The 3 arrondissements of the Seine-Saint-Denis department are:

1. Arrondissement of Bobigny, (prefecture of the Seine-Saint-Denis département: Bobigny) with 9 communes. The population of the arrondissement was 439,276 in 2021.
2. Arrondissement of Le Raincy, (subprefecture: Le Raincy) with 22 communes. The population of the arrondissement was 777,460 in 2021.
3. Arrondissement of Saint-Denis, (subprefecture: Saint-Denis) with 9 communes. The population of the arrondissement was 451,934 in 2021.

==History==

In 1800, the arrondissement of Saint-Denis was established as part of the department Seine. In 1962, the arrondissement of Saint-Denis was disbanded, and the arrondissement of Le Raincy was created as part of the department Seine-et-Oise. The arrondissement of Bobigny was created in 1964 as part of the department Seine.

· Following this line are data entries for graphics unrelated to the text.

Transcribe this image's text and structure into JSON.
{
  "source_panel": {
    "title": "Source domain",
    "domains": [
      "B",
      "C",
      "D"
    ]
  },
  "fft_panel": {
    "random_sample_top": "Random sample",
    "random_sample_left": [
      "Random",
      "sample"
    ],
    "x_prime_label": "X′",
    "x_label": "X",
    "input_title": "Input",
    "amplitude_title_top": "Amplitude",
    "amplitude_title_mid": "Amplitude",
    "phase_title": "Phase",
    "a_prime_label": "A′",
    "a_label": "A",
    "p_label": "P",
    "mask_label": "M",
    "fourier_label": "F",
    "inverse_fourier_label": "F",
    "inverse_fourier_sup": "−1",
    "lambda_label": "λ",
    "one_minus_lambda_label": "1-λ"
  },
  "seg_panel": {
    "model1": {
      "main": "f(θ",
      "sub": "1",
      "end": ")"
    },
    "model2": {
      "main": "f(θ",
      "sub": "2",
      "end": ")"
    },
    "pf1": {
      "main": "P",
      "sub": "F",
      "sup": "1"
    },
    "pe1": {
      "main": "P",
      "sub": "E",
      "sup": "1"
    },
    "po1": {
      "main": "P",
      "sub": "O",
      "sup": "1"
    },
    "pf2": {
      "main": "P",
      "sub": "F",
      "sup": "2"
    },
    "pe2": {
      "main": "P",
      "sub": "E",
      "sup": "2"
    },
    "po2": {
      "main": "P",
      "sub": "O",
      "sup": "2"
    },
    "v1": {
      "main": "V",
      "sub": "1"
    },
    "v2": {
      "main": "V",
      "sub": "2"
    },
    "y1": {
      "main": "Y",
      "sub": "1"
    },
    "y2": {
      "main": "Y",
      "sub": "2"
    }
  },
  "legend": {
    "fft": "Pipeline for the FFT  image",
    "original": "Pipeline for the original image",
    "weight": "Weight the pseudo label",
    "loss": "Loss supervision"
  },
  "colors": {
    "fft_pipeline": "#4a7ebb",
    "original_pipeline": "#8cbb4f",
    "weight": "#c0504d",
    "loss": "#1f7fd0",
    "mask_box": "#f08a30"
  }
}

In 1968, the department Seine-Saint-Denis was created from parts of the former departments Seine and Seine-et-Oise, and the arrondissements of Bobigny and Le Raincy became part of it. The arrondissement of Saint-Denis was recreated in February 1993 from part of the arrondissement of Bobigny.

In January 2017, six communes passed from the arrondissement of Bobigny to the arrondissement of Le Raincy.